訳:安間 武 (化学物質問題市民研究会)
http://www.ne.jp/asahi/kagaku/pico/
掲載日:2016年8月26日
このページへのリンク:
http://www.ne.jp/asahi/kagaku/pico/research/news/
160726_BU_Gymnasts_Exposed_to_Toxic_Flame-Retardants.html


 夏のオリンピックが開幕するが、オンラインジャーナル『Environment International』に発表されたボストン大学公衆健康部門の研究者を共著者とする新たな研究が、人気のある体操練習器具が、注意欠陥・多動性障害(ADHD)、がん、脳発達遅延などのリスク増大に関連している難燃化学物質の混合物を含んでいると報告している。

 同研究は体操選手の尿中にこれらの化学物質が高いレベルで存在することを発見し、体操練習用器具、特にフォームピット中のピットキューブが有害難燃剤への暴露源であることを示している。

   ”我々の以前の研究と合わせると、これらの発見は、体育器具は異なる難燃剤の混合物を高いレベルで含み、これらの化学物質は体操選手の体に入り込んでいることを示している”と、ボストン大学公衆健康校(SPH)の博士号取得候補者として研究の大半を実施した主著者のコートニー ・カリグナンは述べた。”これは、ジムで多くの時間を過ごす優秀な選手とコーチにとって特に懸念である”。

 化学的難燃剤は、布/皮張り家具のフォーム(クッション材)の中での使用がよく知られている。それらは、フォームからダスト、人間へと移行し、手に付着したダストが誤って摂取、吸入され、又は皮膚を通じて吸収され、体内に入り込む。それらは人の健康に有害であることが広く知られており、以前の科学研究が暴露の数多くの有害影響、特に赤ちゃんのぜい弱な発達中の脳への影響を報告している。さらに、研究者らは、家具中のこれらの難燃剤は有意な火災安全の便益ををもたらさないことを見出している。

 以前の研究は、ジムの空気中及びダスト中に高いレベルでそのような難燃剤を見出したが、アメリカの11のジムでフォームピットを分析した新たな研究は、採取されたピットキューブの89%が難燃剤を含んでいることを発見した。フォームピットは、新たな技術を安全に教えるために、日常的に使用されている。

 さらに、その研究は、11人の大学体操選手からなるチーム各員の暴露は、彼らの体操訓練環境中の難燃剤に関連しており、練習前より練習後に尿中にこれらの化学物質が高いレベルで存在していたことを発見した。尿サンプル中の化学物質のマーカーは、ジムの自由フォームピットのフォームキューブ中で見出された難燃剤と同じものであった。

 検出された最も一般的な難燃剤は、発達をかく乱することが疑われる TPHP (リン酸トリフェニル)であった。 練習後に採取された体操選手の尿中の TPHP の尿代謝物質の平均レベルは練習前と比較すると 50%増加していた。

 げっ歯類の研究では、TPHP への胎内暴露は子孫の骨の細胞発達を阻害することが見いだされている。

 二番目に一般的な化学物質はペンタ BDE であり、その毒性と環境的残留性のためにアメリカでは 2005年の初めに廃止され、世界的には禁止された。地域住民をベースにした研究では、血中のペンタ BDE のレベルが高い女性は妊娠するのに長い期間がかかり、彼女らの子どもたちは ADHD のような発達行動障害をより多く持っているようであった。

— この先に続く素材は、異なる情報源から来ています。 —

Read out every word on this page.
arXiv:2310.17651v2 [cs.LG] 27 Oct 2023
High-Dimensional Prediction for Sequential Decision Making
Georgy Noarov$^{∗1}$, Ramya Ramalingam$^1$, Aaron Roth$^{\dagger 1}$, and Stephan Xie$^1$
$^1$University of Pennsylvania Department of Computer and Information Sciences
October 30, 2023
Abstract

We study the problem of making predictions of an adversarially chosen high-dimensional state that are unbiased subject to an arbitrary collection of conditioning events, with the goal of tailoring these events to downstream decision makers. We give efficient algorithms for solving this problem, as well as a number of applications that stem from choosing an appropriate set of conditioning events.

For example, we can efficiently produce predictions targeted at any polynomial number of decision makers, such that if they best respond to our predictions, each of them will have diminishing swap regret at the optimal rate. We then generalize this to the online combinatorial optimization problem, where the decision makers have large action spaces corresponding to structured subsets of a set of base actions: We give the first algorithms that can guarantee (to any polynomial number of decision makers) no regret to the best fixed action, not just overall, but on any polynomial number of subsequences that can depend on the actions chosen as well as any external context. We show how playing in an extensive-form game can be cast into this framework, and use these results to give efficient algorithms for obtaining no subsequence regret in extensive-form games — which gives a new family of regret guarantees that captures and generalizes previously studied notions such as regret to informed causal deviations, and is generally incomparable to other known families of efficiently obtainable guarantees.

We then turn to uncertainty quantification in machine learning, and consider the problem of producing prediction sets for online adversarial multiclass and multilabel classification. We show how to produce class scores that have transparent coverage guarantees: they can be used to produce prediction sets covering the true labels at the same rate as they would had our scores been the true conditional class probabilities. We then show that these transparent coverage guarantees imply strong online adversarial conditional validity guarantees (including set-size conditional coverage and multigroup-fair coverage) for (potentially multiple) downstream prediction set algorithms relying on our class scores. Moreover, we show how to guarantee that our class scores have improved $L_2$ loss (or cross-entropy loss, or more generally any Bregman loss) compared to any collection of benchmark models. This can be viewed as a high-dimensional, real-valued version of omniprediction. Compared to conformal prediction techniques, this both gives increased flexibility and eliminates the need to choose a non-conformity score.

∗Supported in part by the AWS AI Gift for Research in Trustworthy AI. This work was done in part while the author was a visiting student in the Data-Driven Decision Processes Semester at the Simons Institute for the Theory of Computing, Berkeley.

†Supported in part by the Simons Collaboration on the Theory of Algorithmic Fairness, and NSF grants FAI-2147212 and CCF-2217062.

 三番目に一般的な難燃剤は TDCIPP (リン酸トリス(1,3-ジクロロ-2-プロピル) )であり、これは1977年に赤ちゃんのパジャマから削除された発がん性化学物質であり、現在カリフォルニア州のプロポジション 65 の下に発がん性物質としてリストされている。

 この研究は、2005年以降に購入したピットキューブはファイアーマスターR 550 (TPHP、EH-TBB、及び TBPH を含む化学混合物)を含んでいることが多く、一方2005年より前に購入したものはペンタ BDE を含んでいることが多かった。

 ジムの管理者らは、彼らは地域の消防保安官から難燃剤を含む器具を購入するよう求められていると報告した。

 現在はハーバードT.H.チャン公衆衛生大学院の環境健康部門の博士研究員であるカリグナンは、報告されている研究中の大学体操選手は、少なくとも 12年間体操を行っており、そして現在は週に少なくとも 19時間練習していると言及した。オリンピックに出るようなエリート選手はしばしば、週に平均 30時間、練習する。

 ”元体操選手として、私は体操には多くの便益があることを知っており、我々の発見に基づいてこのスポーツを誰も止めるべきではないと思う”とカリグナンは述べた。”しかし、我々の発見が暴露を低減するための予防措置をとるよう選手やコーチに警告を与え、彼らのジムが将来は難燃剤を含まない器具を購入するよう促すことを希望する”。

 短期的には、体操選手が暴露を減らすことができるひとつの方法は、練習後、消毒液よりむしろ、石けんと水で手を洗うことにより暴露を低減できるということであると、カリグナンは言う。

 過去数十年間、多くのジムが消防保安官から難燃剤を含む器具を購入するよう求められてきた。しかしこの要求は、これらの化学物質への長期的な暴露からの潜在的な健康リスクを考慮しなかったと、研究者らは述べた。

 カリグナンは、ジムにとって有用な情報を提供するであろうピットキューブと火災安全のさらなる研究を行うよう準備中であると言う。

 この研究の共著者は次の研究者を含む:環境健康学教授トーマス・ウェブスター;マイケル・マックリーン及びウェンディ・ハイガー=バーネイズ環境健康学准教授;デューク大学環境ニコラス校ヒーサー・スタンプルトン;デューク大学及びシンガポール ナンヤン工科大学ミングリアン・ファン。